The company was founded by serial entrepreneur Sarah Fleischer and Dr. Ksenija Milicevic Neumann, a metallurgy expert whose published research forms the technical foundation. tozero has successfully completed pilot programs with automotive giants like BMW and MAN, demonstrating a consistent lithium recovery rate exceeding 80%. This performance already meets the EU’s mandatory 2031 target under its Battery Directive.
Financially, the startup is backed by a consortium of investors including NordicNinja, Atlantic Labs, Honda, and In-Q-Tel, the strategic investment arm of the U. S. intelligence community. Total funding, which includes a €2.5 million EIC Accelerator grant, stands at approximately €17 million.
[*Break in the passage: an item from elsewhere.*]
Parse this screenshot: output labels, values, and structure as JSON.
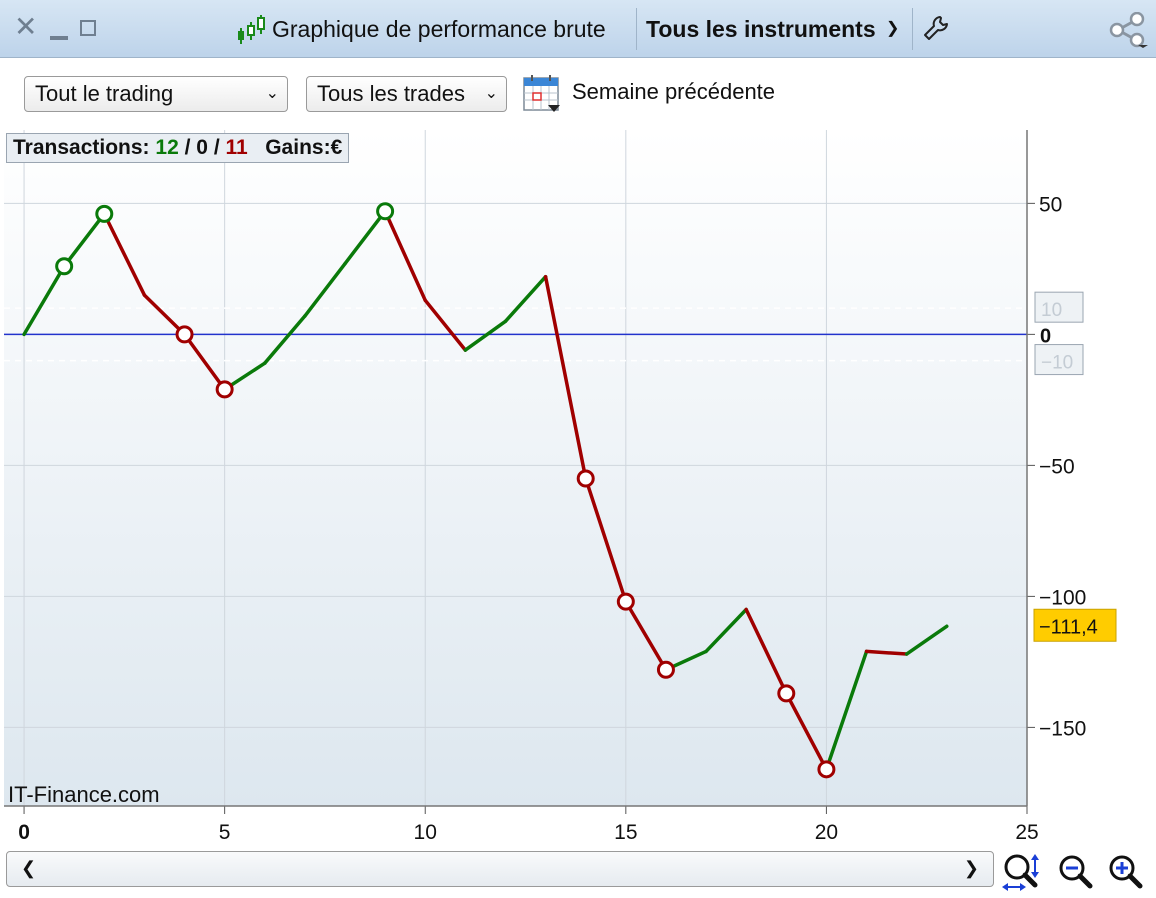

The launch is strategically timed within a pressing geopolitical context. China dominates the global supply and processing of both graphite and lithium, leaving Europe almost entirely dependent on imports. Legislation like the EU Critical Raw Materials Act mandates that 25% of supply must come from recycling by 2030. With global lithium demand projected to quadruple this decade and EU graphite demand potentially rising 25-fold by 2040, the need for local solutions is urgent.
While its initial capacity is modest, the Gendorf plant provides a tangible, industrial-scale answer to a supply chain challenge Europe is only beginning to confront. It establishes a foundational blueprint for a more resilient and circular battery economy on the continent.